Moreover, the minimalist construction of the FUTA mandate by its critics is also a position that refuses to consider FUTA as a stakeholder in education in the country. It considers trade unions merely as organisations of wage-slaves that should not exceed their wage-labour mandate. This is actually a colonial as well as neo-liberal attitude to trade unions. It is colonial because, during colonialism, no trade union or a citizens’ organisation was expected to challenge the state, state policy or state officials. ‘Subjects’ did not have the right to challenge the rulers. They had to fight for that right. It is neo-liberal because the neo-liberal, as well as classical-liberal, ideology does not expect the citizens to be active participants in the political or policy process, except as passive individual citizens or minimally active consumers. It is social democracy that took trade unionism beyond these narrow confines and made trade unions active agents of social, political and policy change. Most of the trade unions in Sri Lanka have been nurtured in this social democratic tradition.

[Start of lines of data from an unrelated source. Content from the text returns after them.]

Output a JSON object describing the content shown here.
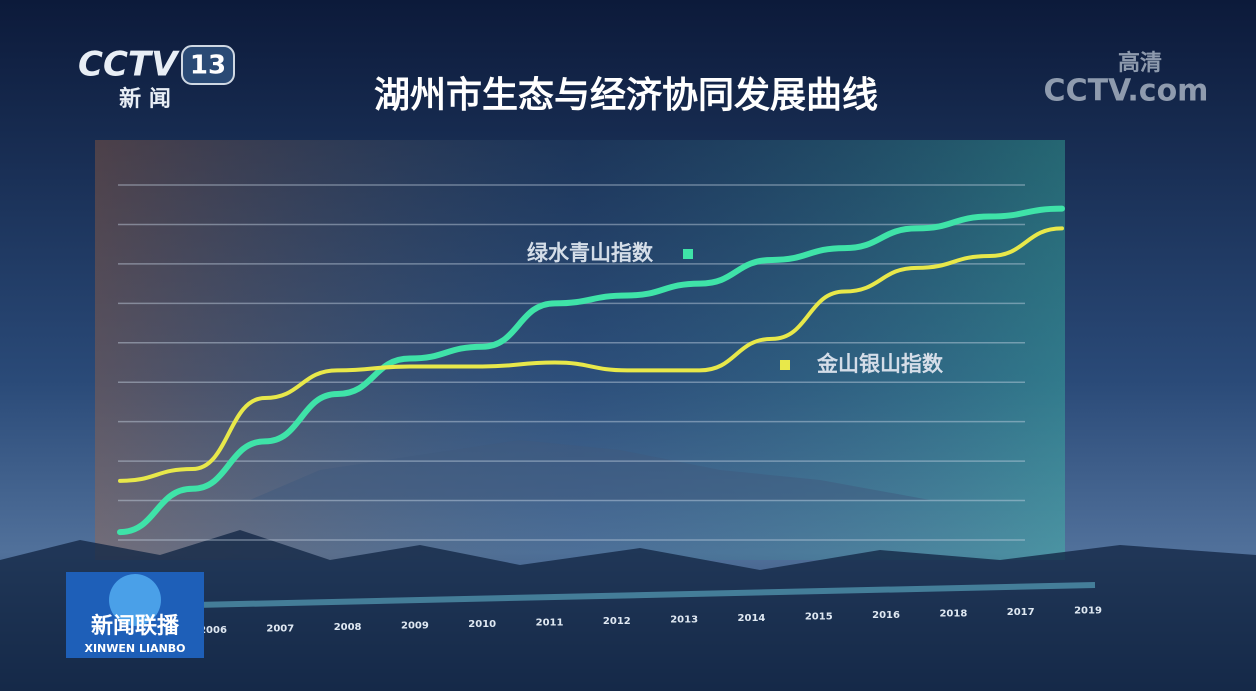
{
  "overlay": {
    "channel_logo": "CCTV",
    "channel_number": "13",
    "channel_name": "新 闻",
    "hd_badge": "高清",
    "site_logo": "CCTV.com",
    "program_name": "新闻联播",
    "program_pinyin": "XINWEN  LIANBO"
  },
  "chart_data": {
    "type": "line",
    "title": "湖州市生态与经济协同发展曲线",
    "categories": [
      "2006",
      "2007",
      "2008",
      "2009",
      "2010",
      "2011",
      "2012",
      "2013",
      "2014",
      "2015",
      "2016",
      "2018",
      "2017",
      "2019"
    ],
    "series": [
      {
        "name": "绿水青山指数",
        "color": "#3fe3a8",
        "values": [
          0.2,
          1.3,
          2.5,
          3.7,
          4.6,
          4.9,
          6.0,
          6.2,
          6.5,
          7.1,
          7.4,
          7.9,
          8.2,
          8.4
        ]
      },
      {
        "name": "金山银山指数",
        "color": "#e8e84a",
        "values": [
          1.5,
          1.8,
          3.6,
          4.3,
          4.4,
          4.4,
          4.5,
          4.3,
          4.3,
          5.1,
          6.3,
          6.9,
          7.2,
          7.9
        ]
      }
    ],
    "ylim": [
      0,
      9
    ],
    "gridlines": [
      0,
      1,
      2,
      3,
      4,
      5,
      6,
      7,
      8,
      9
    ],
    "grid": true
  }
}
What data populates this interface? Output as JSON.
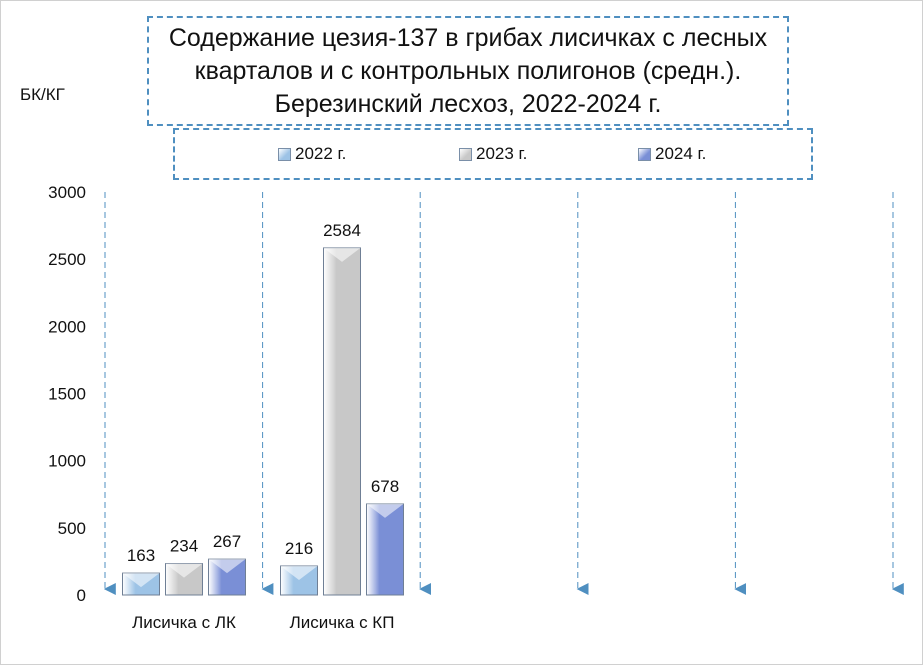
{
  "chart_data": {
    "type": "bar",
    "title": "Содержание цезия-137 в грибах лисичках с лесных кварталов и с контрольных полигонов (средн.). Березинский лесхоз, 2022-2024 г.",
    "title_lines": [
      "Содержание цезия-137 в грибах лисичках с лесных",
      "кварталов и с контрольных полигонов (средн.).",
      "Березинский лесхоз, 2022-2024 г."
    ],
    "ylabel": "БК/КГ",
    "xlabel": "",
    "categories": [
      "Лисичка с ЛК",
      "Лисичка с КП"
    ],
    "series": [
      {
        "name": "2022 г.",
        "values": [
          163,
          216
        ],
        "color": "#9dc3e6"
      },
      {
        "name": "2023 г.",
        "values": [
          234,
          2584
        ],
        "color": "#c8c8c8"
      },
      {
        "name": "2024 г.",
        "values": [
          267,
          678
        ],
        "color": "#7a8fd6"
      }
    ],
    "ylim": [
      0,
      3000
    ],
    "yticks": [
      0,
      500,
      1000,
      1500,
      2000,
      2500,
      3000
    ],
    "legend_position": "top",
    "grid": "vertical dashed",
    "data_labels": true
  }
}
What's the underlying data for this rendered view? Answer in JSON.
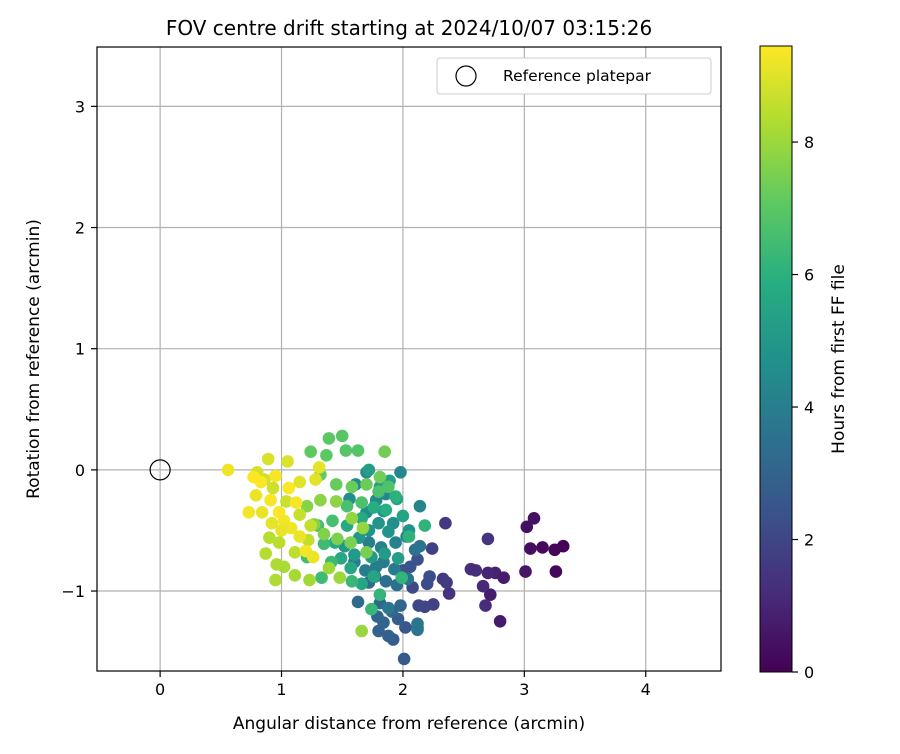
{
  "chart_data": {
    "type": "scatter",
    "title": "FOV centre drift starting at 2024/10/07 03:15:26",
    "xlabel": "Angular distance from reference (arcmin)",
    "ylabel": "Rotation from reference (arcmin)",
    "xlim": [
      -0.52,
      4.62
    ],
    "ylim": [
      -1.66,
      3.49
    ],
    "xticks": [
      0,
      1,
      2,
      3,
      4
    ],
    "yticks": [
      -1,
      0,
      1,
      2,
      3
    ],
    "xtick_labels": [
      "0",
      "1",
      "2",
      "3",
      "4"
    ],
    "ytick_labels": [
      "−1",
      "0",
      "1",
      "2",
      "3"
    ],
    "grid": true,
    "legend": {
      "placement": "top-right",
      "label": "Reference platepar"
    },
    "reference": {
      "x": 0.0,
      "y": 0.0
    },
    "colorbar": {
      "label": "Hours from first FF file",
      "colormap": "viridis",
      "range": [
        0,
        9.45
      ],
      "ticks": [
        0,
        2,
        4,
        6,
        8
      ],
      "tick_labels": [
        "0",
        "2",
        "4",
        "6",
        "8"
      ],
      "stops": [
        "#440154",
        "#472c7a",
        "#3b528b",
        "#2c728e",
        "#21918c",
        "#28ae80",
        "#5ec962",
        "#addc30",
        "#fde725"
      ]
    },
    "series": [
      {
        "points": [
          [
            3.32,
            -0.63,
            0.05
          ],
          [
            3.25,
            -0.66,
            0.15
          ],
          [
            3.15,
            -0.64,
            0.25
          ],
          [
            3.05,
            -0.65,
            0.35
          ],
          [
            3.02,
            -0.47,
            0.4
          ],
          [
            3.08,
            -0.4,
            0.45
          ],
          [
            3.26,
            -0.84,
            0.2
          ],
          [
            3.01,
            -0.84,
            0.55
          ],
          [
            2.8,
            -1.25,
            0.7
          ],
          [
            2.72,
            -1.03,
            0.8
          ],
          [
            2.76,
            -0.85,
            0.9
          ],
          [
            2.83,
            -0.89,
            0.75
          ],
          [
            2.7,
            -0.85,
            1.0
          ],
          [
            2.66,
            -0.96,
            1.1
          ],
          [
            2.68,
            -1.12,
            1.2
          ],
          [
            2.56,
            -0.82,
            1.3
          ],
          [
            2.6,
            -0.83,
            1.25
          ],
          [
            2.7,
            -0.57,
            1.45
          ],
          [
            2.38,
            -1.02,
            1.4
          ],
          [
            2.33,
            -0.9,
            1.55
          ],
          [
            2.35,
            -0.44,
            1.6
          ],
          [
            2.36,
            -0.93,
            1.7
          ],
          [
            2.24,
            -0.65,
            1.8
          ],
          [
            2.25,
            -1.11,
            1.85
          ],
          [
            2.18,
            -1.13,
            1.95
          ],
          [
            2.13,
            -1.12,
            2.05
          ],
          [
            2.08,
            -0.97,
            2.1
          ],
          [
            2.2,
            -0.94,
            2.2
          ],
          [
            2.22,
            -0.88,
            2.25
          ],
          [
            2.12,
            -0.74,
            2.35
          ],
          [
            2.06,
            -0.8,
            2.4
          ],
          [
            2.0,
            -0.83,
            2.45
          ],
          [
            2.02,
            -1.3,
            2.55
          ],
          [
            2.12,
            -1.3,
            2.6
          ],
          [
            2.01,
            -1.56,
            2.65
          ],
          [
            1.92,
            -1.4,
            2.7
          ],
          [
            1.96,
            -1.23,
            2.8
          ],
          [
            1.88,
            -1.37,
            2.85
          ],
          [
            1.8,
            -1.33,
            2.95
          ],
          [
            1.84,
            -1.26,
            3.0
          ],
          [
            1.79,
            -1.21,
            3.05
          ],
          [
            1.91,
            -1.17,
            3.1
          ],
          [
            1.98,
            -1.12,
            3.15
          ],
          [
            1.81,
            -1.1,
            3.2
          ],
          [
            1.63,
            -1.09,
            3.25
          ],
          [
            1.72,
            -0.93,
            3.3
          ],
          [
            1.77,
            -0.88,
            3.35
          ],
          [
            1.86,
            -0.92,
            3.4
          ],
          [
            1.95,
            -0.95,
            3.45
          ],
          [
            2.04,
            -0.9,
            3.5
          ],
          [
            2.1,
            -0.66,
            3.55
          ],
          [
            2.14,
            -0.63,
            3.6
          ],
          [
            2.12,
            -1.27,
            3.65
          ],
          [
            2.12,
            -1.32,
            3.7
          ],
          [
            1.88,
            -1.14,
            3.75
          ],
          [
            1.93,
            -0.82,
            3.8
          ],
          [
            1.84,
            -0.76,
            3.85
          ],
          [
            1.78,
            -0.8,
            3.9
          ],
          [
            1.69,
            -0.83,
            3.95
          ],
          [
            1.6,
            -0.76,
            4.0
          ],
          [
            1.72,
            -0.6,
            4.05
          ],
          [
            1.82,
            -0.64,
            4.1
          ],
          [
            1.94,
            -0.6,
            4.15
          ],
          [
            2.03,
            -0.55,
            4.2
          ],
          [
            2.14,
            -0.3,
            4.25
          ],
          [
            1.98,
            -0.02,
            4.3
          ],
          [
            1.86,
            -0.2,
            4.35
          ],
          [
            1.78,
            -0.25,
            4.4
          ],
          [
            1.7,
            -0.02,
            4.45
          ],
          [
            1.61,
            -0.12,
            4.5
          ],
          [
            1.56,
            -0.24,
            4.55
          ],
          [
            1.7,
            -0.35,
            4.6
          ],
          [
            1.84,
            -0.34,
            4.65
          ],
          [
            1.92,
            -0.44,
            4.7
          ],
          [
            2.05,
            -0.5,
            4.75
          ],
          [
            1.88,
            -0.51,
            4.8
          ],
          [
            1.8,
            -0.44,
            4.85
          ],
          [
            1.72,
            -0.5,
            4.9
          ],
          [
            1.64,
            -0.56,
            4.95
          ],
          [
            1.52,
            -0.63,
            5.0
          ],
          [
            1.6,
            -0.7,
            5.05
          ],
          [
            1.74,
            -0.72,
            5.1
          ],
          [
            1.85,
            -0.69,
            5.15
          ],
          [
            1.96,
            -0.73,
            5.2
          ],
          [
            1.72,
            0.0,
            5.25
          ],
          [
            1.81,
            -0.14,
            5.3
          ],
          [
            1.89,
            -0.09,
            5.35
          ],
          [
            1.95,
            -0.24,
            5.4
          ],
          [
            2.0,
            -0.38,
            5.45
          ],
          [
            1.76,
            -0.88,
            5.5
          ],
          [
            1.66,
            -0.94,
            5.55
          ],
          [
            1.57,
            -0.81,
            5.6
          ],
          [
            1.49,
            -0.73,
            5.65
          ],
          [
            1.44,
            -0.6,
            5.7
          ],
          [
            1.54,
            -0.46,
            5.75
          ],
          [
            1.66,
            -0.4,
            5.8
          ],
          [
            1.76,
            -0.31,
            5.85
          ],
          [
            1.86,
            -0.33,
            5.9
          ],
          [
            1.94,
            -0.22,
            6.0
          ],
          [
            2.05,
            -0.55,
            6.05
          ],
          [
            2.18,
            -0.46,
            6.1
          ],
          [
            1.99,
            -0.89,
            6.15
          ],
          [
            1.81,
            -1.03,
            6.2
          ],
          [
            1.74,
            -1.15,
            6.25
          ],
          [
            1.58,
            -0.92,
            6.3
          ],
          [
            1.41,
            -0.76,
            6.35
          ],
          [
            1.35,
            -0.61,
            6.4
          ],
          [
            1.33,
            -0.89,
            6.45
          ],
          [
            1.21,
            -0.72,
            6.5
          ],
          [
            1.3,
            -0.46,
            6.55
          ],
          [
            1.42,
            -0.42,
            6.6
          ],
          [
            1.54,
            -0.3,
            6.65
          ],
          [
            1.66,
            -0.27,
            6.7
          ],
          [
            1.8,
            -0.18,
            6.75
          ],
          [
            1.88,
            -0.14,
            6.8
          ],
          [
            1.63,
            0.16,
            6.85
          ],
          [
            1.53,
            0.16,
            6.9
          ],
          [
            1.5,
            0.28,
            6.95
          ],
          [
            1.39,
            0.26,
            7.0
          ],
          [
            1.37,
            0.12,
            7.05
          ],
          [
            1.24,
            0.15,
            7.1
          ],
          [
            1.32,
            -0.04,
            7.15
          ],
          [
            1.45,
            -0.12,
            7.2
          ],
          [
            1.58,
            -0.14,
            7.25
          ],
          [
            1.7,
            -0.12,
            7.3
          ],
          [
            1.81,
            -0.06,
            7.35
          ],
          [
            1.85,
            0.15,
            7.4
          ],
          [
            1.7,
            -0.68,
            7.45
          ],
          [
            1.57,
            -0.6,
            7.5
          ],
          [
            1.46,
            -0.57,
            7.55
          ],
          [
            1.35,
            -0.53,
            7.6
          ],
          [
            1.27,
            -0.45,
            7.65
          ],
          [
            1.21,
            -0.3,
            7.7
          ],
          [
            1.32,
            -0.25,
            7.75
          ],
          [
            1.45,
            -0.26,
            7.8
          ],
          [
            1.58,
            -0.4,
            7.85
          ],
          [
            1.67,
            -0.48,
            7.9
          ],
          [
            1.66,
            -1.33,
            7.95
          ],
          [
            1.48,
            -0.89,
            8.0
          ],
          [
            1.39,
            -0.81,
            8.05
          ],
          [
            1.23,
            -0.91,
            8.1
          ],
          [
            1.11,
            -0.87,
            8.15
          ],
          [
            1.02,
            -0.8,
            8.2
          ],
          [
            0.96,
            -0.78,
            8.25
          ],
          [
            0.95,
            -0.91,
            8.3
          ],
          [
            0.87,
            -0.69,
            8.35
          ],
          [
            0.9,
            -0.56,
            8.4
          ],
          [
            0.98,
            -0.6,
            8.45
          ],
          [
            1.11,
            -0.68,
            8.5
          ],
          [
            1.22,
            -0.58,
            8.55
          ],
          [
            1.24,
            -0.46,
            8.6
          ],
          [
            1.15,
            -0.37,
            8.65
          ],
          [
            1.04,
            -0.26,
            8.7
          ],
          [
            0.93,
            -0.15,
            8.75
          ],
          [
            0.86,
            -0.08,
            8.8
          ],
          [
            0.8,
            -0.02,
            8.85
          ],
          [
            0.89,
            0.09,
            8.9
          ],
          [
            1.05,
            0.07,
            8.95
          ],
          [
            1.15,
            -0.1,
            9.0
          ],
          [
            1.28,
            -0.08,
            9.05
          ],
          [
            1.31,
            0.02,
            9.1
          ],
          [
            0.56,
            0.0,
            9.25
          ],
          [
            0.73,
            -0.35,
            9.3
          ],
          [
            0.79,
            -0.21,
            9.2
          ],
          [
            0.84,
            -0.35,
            9.15
          ],
          [
            0.91,
            -0.25,
            9.35
          ],
          [
            0.98,
            -0.35,
            9.4
          ],
          [
            1.02,
            -0.42,
            9.3
          ],
          [
            1.08,
            -0.48,
            9.25
          ],
          [
            1.12,
            -0.27,
            9.35
          ],
          [
            1.15,
            -0.55,
            9.2
          ],
          [
            1.2,
            -0.67,
            9.3
          ],
          [
            1.06,
            -0.15,
            9.4
          ],
          [
            0.95,
            -0.05,
            9.35
          ],
          [
            0.83,
            -0.1,
            9.4
          ],
          [
            0.77,
            -0.06,
            9.45
          ],
          [
            1.0,
            -0.5,
            9.15
          ],
          [
            0.92,
            -0.44,
            9.1
          ],
          [
            1.26,
            -0.72,
            9.2
          ]
        ]
      }
    ]
  }
}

And it is sad that this colonial, outdated and hierarchical attitude to trade unionism is now being propagated by some of our own colleagues in the universities, some of whom are members of our own unions. May be the FUTA should organise a short course on trade unionism – Trade Union Politics 1101 –for its members who still operate on the colonial understanding of trade unions. In that course, some readings on new trends in trade union politics globally could be easily distributed for the benefit of all.
The role of trade unions as a stakeholder of public policy is a key principle that the FUTA highlights in the present phase of its struggle. This is a task that FUTA should continue to uphold as within its trade union mandate.